A vaccine developed by Quebec-based Medicago Inc. has shown greater than 70-per-cent efficacy against a range of COVID-19 variants in a large-scale clinical trial, the company said on Tuesday.
The outcome bolsters Medicago’s bid to become the first COVID-19 vaccine maker in Canada to get a product to market for use either as a booster shot or as a first vaccine in places that remain critically unprotected from the disease.
“When we got the results the first reaction was, thank God it works. We were absolutely delighted,” said Brian Ward, Medicago’s medical officer and a professor of medicine and microbiology at McGill University in Montreal. Earlier-stage trialswith hundreds of participants suggested the vaccine was safe and that it generated an immune response, but it had to be tested with a much larger group of people in order for researchers to measure its efficacy.
Dr. Ward said the results should not be compared directly with figures released last year by Pfizer-BioNTech and Moderna duringthe clinical trials for their vaccines. Both showed greater than 90-per-cent efficacy. But those trials were conducted before COVID-19 variants of concern were widespread. The variants have presented vaccineswith a somewhat different pathogen than the one they were designed to fight.
“In the variant world, 70 to 75 per cent is a really good vaccine,” Dr. Ward said.
The randomized controlled Phase 3 trial, which got under way in March, involved 24,000 participants. More than two-thirds were located in Brazil and Argentina, and the rest were in the U.S., Mexico, Canada and Britain. Half of those who participated received the Medicago vaccine in two doses separated by 21 days. The other half received a placebo.
Overall, the results showed the vaccine to have 71-per-cent efficacy against all variants that were circulating in the study populations at the time. Its efficacy against the Delta variant, which is currently dominant in Canada, was 75.3 per cent. The efficacy was 88.6 per cent against the Gamma variant. The Omicron variant, now a focus of global concern, had not yet made its appearance when the trial was under way. Information about the vaccine’s efficacy against the new variant may emerge as data continue to accumulate.
As with other vaccine trials, the results of this one come with a level of statistical uncertainty. The real efficacy numbers could be as much as 12 per cent higher or lower in some cases. And the trial did not seek to recruit elderly individuals, because of the growing certainty that high-risk groups would have access to approved vaccines while the research was under way. Among those who participated, only three severe cases of COVID-19 emerged, and all of them were in the placebo group.

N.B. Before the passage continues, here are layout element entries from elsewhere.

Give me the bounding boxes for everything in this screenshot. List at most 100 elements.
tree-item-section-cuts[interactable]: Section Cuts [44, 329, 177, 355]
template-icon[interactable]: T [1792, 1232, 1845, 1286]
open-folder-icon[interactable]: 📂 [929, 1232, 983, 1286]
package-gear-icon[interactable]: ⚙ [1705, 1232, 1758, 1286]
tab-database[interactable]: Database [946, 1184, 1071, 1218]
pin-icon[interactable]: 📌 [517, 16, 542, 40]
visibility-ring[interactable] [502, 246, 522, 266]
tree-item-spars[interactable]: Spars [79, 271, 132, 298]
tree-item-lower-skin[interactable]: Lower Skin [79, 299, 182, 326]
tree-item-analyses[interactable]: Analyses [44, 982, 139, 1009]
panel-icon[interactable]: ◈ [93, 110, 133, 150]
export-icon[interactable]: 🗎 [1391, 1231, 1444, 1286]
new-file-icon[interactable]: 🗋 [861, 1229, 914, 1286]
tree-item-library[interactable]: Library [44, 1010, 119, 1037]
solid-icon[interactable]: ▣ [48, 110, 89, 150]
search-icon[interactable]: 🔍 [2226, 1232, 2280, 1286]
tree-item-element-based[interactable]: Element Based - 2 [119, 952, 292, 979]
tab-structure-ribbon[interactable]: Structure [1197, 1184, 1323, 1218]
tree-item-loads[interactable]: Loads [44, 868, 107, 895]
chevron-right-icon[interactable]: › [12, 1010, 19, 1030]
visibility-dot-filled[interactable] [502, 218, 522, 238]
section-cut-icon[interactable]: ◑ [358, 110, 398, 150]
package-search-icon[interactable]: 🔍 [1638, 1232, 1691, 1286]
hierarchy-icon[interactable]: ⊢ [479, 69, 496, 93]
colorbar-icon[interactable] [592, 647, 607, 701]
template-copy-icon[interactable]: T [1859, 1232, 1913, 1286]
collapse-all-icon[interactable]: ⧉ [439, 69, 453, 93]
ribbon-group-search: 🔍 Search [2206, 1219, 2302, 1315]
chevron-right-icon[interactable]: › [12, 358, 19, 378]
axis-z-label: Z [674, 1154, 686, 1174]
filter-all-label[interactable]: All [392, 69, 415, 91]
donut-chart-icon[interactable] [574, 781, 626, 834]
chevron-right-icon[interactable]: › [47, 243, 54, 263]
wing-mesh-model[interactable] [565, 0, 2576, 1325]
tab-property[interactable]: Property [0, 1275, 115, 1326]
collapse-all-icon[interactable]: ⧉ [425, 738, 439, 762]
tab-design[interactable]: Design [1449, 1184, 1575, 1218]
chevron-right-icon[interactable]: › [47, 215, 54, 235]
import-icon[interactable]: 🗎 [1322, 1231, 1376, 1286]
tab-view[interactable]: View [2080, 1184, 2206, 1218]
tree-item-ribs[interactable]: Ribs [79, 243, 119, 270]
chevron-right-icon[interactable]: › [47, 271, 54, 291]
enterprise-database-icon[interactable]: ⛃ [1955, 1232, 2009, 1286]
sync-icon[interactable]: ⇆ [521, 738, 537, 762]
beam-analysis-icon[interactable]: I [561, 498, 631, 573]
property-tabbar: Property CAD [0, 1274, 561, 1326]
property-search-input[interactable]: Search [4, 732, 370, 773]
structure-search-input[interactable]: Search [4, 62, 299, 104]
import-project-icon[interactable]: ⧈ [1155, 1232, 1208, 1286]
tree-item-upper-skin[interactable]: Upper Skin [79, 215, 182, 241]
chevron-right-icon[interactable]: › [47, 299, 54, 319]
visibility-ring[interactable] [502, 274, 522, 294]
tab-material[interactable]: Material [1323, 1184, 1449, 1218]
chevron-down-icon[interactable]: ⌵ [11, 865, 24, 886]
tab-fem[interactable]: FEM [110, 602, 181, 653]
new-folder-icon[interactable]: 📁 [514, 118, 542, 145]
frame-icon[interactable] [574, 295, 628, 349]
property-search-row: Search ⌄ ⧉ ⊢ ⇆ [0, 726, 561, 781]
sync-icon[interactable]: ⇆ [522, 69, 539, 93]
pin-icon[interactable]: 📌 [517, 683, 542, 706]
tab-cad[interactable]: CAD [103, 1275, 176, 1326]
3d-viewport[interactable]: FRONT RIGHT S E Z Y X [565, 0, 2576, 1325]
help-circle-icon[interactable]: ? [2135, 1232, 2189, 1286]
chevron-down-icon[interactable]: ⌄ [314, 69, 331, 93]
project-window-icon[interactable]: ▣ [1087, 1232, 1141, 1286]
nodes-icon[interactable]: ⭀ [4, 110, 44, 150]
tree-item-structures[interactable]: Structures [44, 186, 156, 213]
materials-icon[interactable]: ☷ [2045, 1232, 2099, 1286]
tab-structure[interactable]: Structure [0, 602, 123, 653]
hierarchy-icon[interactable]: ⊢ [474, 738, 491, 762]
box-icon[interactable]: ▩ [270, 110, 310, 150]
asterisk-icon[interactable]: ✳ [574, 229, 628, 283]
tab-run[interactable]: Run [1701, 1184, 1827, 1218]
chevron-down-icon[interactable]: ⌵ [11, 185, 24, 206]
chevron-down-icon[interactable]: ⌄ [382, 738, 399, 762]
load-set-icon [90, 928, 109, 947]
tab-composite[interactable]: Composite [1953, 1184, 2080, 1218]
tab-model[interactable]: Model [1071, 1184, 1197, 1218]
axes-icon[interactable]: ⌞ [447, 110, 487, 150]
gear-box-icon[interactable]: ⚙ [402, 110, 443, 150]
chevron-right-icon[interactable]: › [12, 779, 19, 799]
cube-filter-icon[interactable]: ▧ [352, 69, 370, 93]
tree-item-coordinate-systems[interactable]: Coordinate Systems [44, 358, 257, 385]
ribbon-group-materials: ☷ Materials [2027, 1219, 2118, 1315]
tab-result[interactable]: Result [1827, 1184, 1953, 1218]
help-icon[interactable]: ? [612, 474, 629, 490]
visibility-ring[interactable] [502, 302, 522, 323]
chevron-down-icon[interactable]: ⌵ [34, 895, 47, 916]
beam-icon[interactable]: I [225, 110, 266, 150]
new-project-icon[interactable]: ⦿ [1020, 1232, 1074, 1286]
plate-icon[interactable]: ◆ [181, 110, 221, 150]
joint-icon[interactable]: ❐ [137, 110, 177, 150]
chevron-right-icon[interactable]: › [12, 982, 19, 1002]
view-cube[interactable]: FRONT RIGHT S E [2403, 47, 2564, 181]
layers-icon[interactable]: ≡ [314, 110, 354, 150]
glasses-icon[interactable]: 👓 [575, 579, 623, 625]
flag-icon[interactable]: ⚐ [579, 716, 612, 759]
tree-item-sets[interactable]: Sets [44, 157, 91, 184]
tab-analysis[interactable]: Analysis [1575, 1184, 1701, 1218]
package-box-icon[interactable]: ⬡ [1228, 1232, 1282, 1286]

Participants reported mild to moderate side effects, including soreness, particularly after receiving second doses. The researchers observed no moreserious adverse outcomes in the participants who received the vaccine than they did in the placebo group.
Health Canada has been reviewing Medicago’s data throughout its clinical trials. The company will soon be handing over its final data to the regulator, Dr. Ward said.
Last year, Canada ordered 20 million doses of Medicago’s vaccine with an option to buy an additional 56 million. That was before it was clear which vaccines, if any, would be effective and available as a defense against the pandemic. Now, 12 months later, Medicago’s shot is poised to enter a crowded field.
“It’s going to be an effective vaccine. It’s going to be a useful vaccine … The key question is how does it compete,” said Scott Halperin, an immunologist and director of the Canadian Centre for Vaccinology in Halifax.
Health Canada has already approved four COVID-19 vaccines, including the mRNA vaccines produced by Pfizer-BioNTech and Moderna and the viral vector vaccines made by AstraZeneca and Johnson & Johnson. All four are designed to deliver genetic material, either RNA or DNA, that cells in the body take up and use to replicate proteins of the COVID-19 coronavirus. These in turn alert the immune system.
In contrast, Medicago’s vaccine works by delivering the proteins directly, in the form of small particles that mimic the appearance of the virus but cannot copy themselves. The vaccine is administered together with an adjuvant manufactured by GlaxoSmithKline, a U.K.-based pharmaceutical company, to help amplify the body’s immune response.
Dr. Halperin, who was on the data monitoring committee for Medicago’s initial small-scale trial in 2020, said the vaccine’s alternative mode of action may help persuade vaccine-hesitant people, some of whom cite discomfort with mRNA vaccines, to take the shot. But its main use in Canada may be as an extra dose to help maintain immunity among the vaccinated.
“My expectation would be that boosting with this vaccine would give you very good results,” Dr. Halperin said.
In addition to Heath Canada, the World Health Organization is evaluating Medicago’s vaccine for its COVAX initiative, which aims to distribute vaccines equitably to all countries.
Srinivas Murthy, a clinical associate professor of medicine at the University of British Columbia, said any effective vaccine would be a welcome addition from a global perspective.
“Everyone is going to need more vaccinations … especially in places that don’t have any vaccines – zero-dose places. I think we really need to focus on those.”